Although this may sound far fetched, consider the potential for damage.

Knowledge is Power
Understanding the power and potential of both owned media and shared platforms along with potential negative complications which can arise will help you take full advantage of your content. Some content does much better in an environment where you can maintain a tight control over how it is used while other content offerings are better served on a platform where they can grow, develop and get passed around.

For example, a lead generating ebook designed to build a mailing list will do better on a controlled landing page where the distractions are reduced and everything is designed to lead the target to the desired action.
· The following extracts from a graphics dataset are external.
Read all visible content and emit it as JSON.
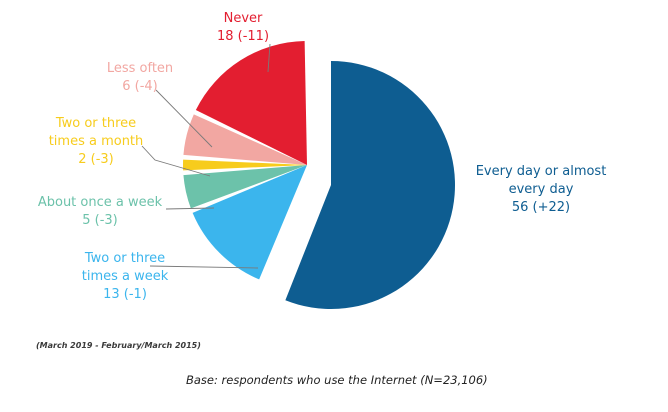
{
  "chart_data": {
    "type": "pie",
    "unit": "%",
    "slices": [
      {
        "label_lines": [
          "Every day or almost",
          "every day"
        ],
        "value": 56,
        "change": "+22",
        "value_text": "56 (+22)",
        "color": "#0e5d91"
      },
      {
        "label_lines": [
          "Two or three",
          "times a week"
        ],
        "value": 13,
        "change": "-1",
        "value_text": "13 (-1)",
        "color": "#3bb5ed"
      },
      {
        "label_lines": [
          "About once a week"
        ],
        "value": 5,
        "change": "-3",
        "value_text": "5 (-3)",
        "color": "#6cc2aa"
      },
      {
        "label_lines": [
          "Two or three",
          "times a month"
        ],
        "value": 2,
        "change": "-3",
        "value_text": "2 (-3)",
        "color": "#f7cc1d"
      },
      {
        "label_lines": [
          "Less often"
        ],
        "value": 6,
        "change": "-4",
        "value_text": "6 (-4)",
        "color": "#f2a7a2"
      },
      {
        "label_lines": [
          "Never"
        ],
        "value": 18,
        "change": "-11",
        "value_text": "18 (-11)",
        "color": "#e31e30"
      }
    ],
    "legend": "none"
  },
  "period_note": "(March 2019 - February/March 2015)",
  "base_note": "Base: respondents who use the Internet (N=23,106)"
}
A discussion of an important topic in the ebook might do better on a shared platform where issues can be hashed out while exposing the ebook to new audiences.

When to Embed Shared Content
When embedding shared content on your own website or blog (ie. owned media) it is important to keep in mind the goal of the new content you will be creating with the embedded post. Are you curating shared content on a given topic? Providing a source such as with an embedded Tweet? Looking for quick a quick blog post to relive the demands of blogging? Supporting or expanding on larger topic? Illustrating or providing visual impact to a blog post (ie. YouTube video or Slideshare/Google Deck embed).
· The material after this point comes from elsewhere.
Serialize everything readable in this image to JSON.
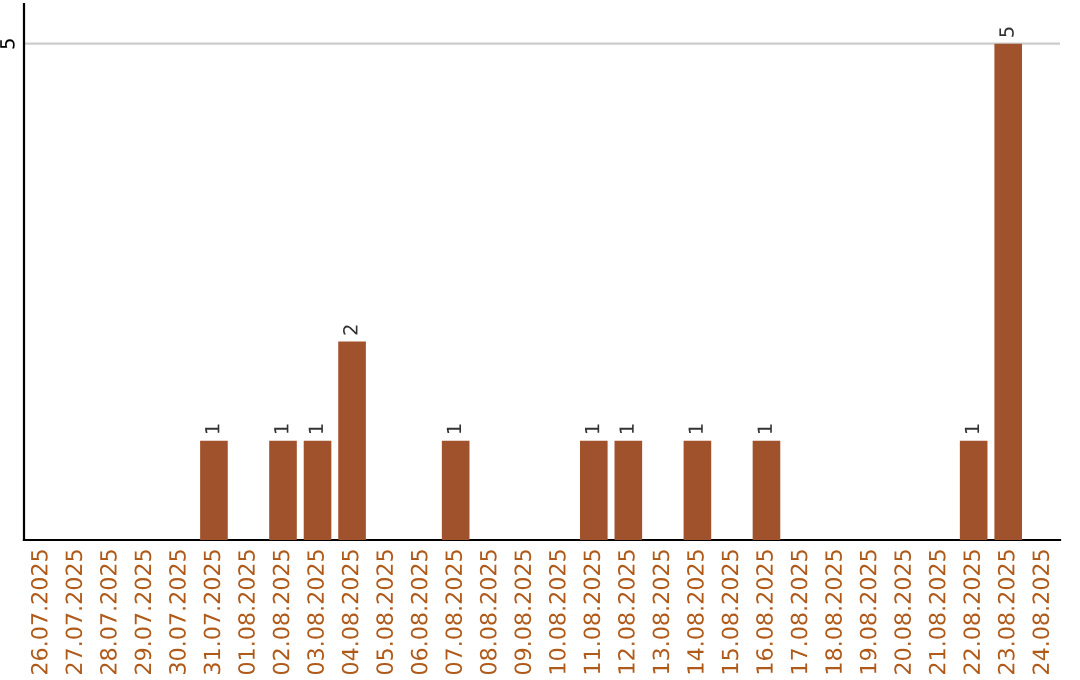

It’s also important to think about audience behavior and if the embedded content will lead them away from your website to a social media platform where you may not get them back. In the case of an active discussion, leading them away from your website may not be a bad thing — especially if you have established yourself as an expert in the discussion.

Embedded content can also serve a website beyond the blog post or content marketing efforts. For example, positive reviews from a Google Business or Places page can be embedded into a business website as verified testimonials.

Real Life Examples
Below are two posts (embedded from Google+) discussing some of the issues with embedded G+ posts and comments. The first post was originally written as a comment on MaAnna Stephenson’s website “BlogAid”. To illustrate the point, I’ve edited my comment (which is also a G+ post) and removed the link to MaAnna’s website. Now what was originally a comment on another website stands alone as an independent post in Google+. The second post is a stand alone post which actually appears as an extended comment on the attached image:

What do you think?
How have you used embedded content in your marketing efforts? What strategies have you used to encourage others to embed your content? Are you concerned with potential abuse? Please share in the comments below.

Comments

  1. says

    Thank you Jim Lodico for the value article owned vs. shared media.You pick a good topic. I run a company and I discovered very early the Social Media possibilities but very late the possibilities of marketing content by YouTube. Developing a strategy I asked myself if it was better to use other YouTube videos by sharing them and adding value content or to produce own content. In my case (I am in the travel industry) its much better that I use good YouTube videos from people who are traveling around than going by myself. I am traveling a lot myself but I am not able to travel so much that I could get the same amount of videos I find by YouTube. But of course I mix in my SocialMedia strategy own value content. Many regards, Elke Greim, Germany.

  2. Jim says

    Thanks Elke. I would think that curating YouTube videos would be a great way to generate content for a company in the travel industry. Why reinvent the wheel when there has to be high quality stuff already out there. You could extend this into a Youtube channel and other social media where followers can subscribe.

    The key is that the person creating the YouTube videos understands that by publishing on YouTube, their videos can and will be freely embedded on other websites if they don’t turn off the ability to embed.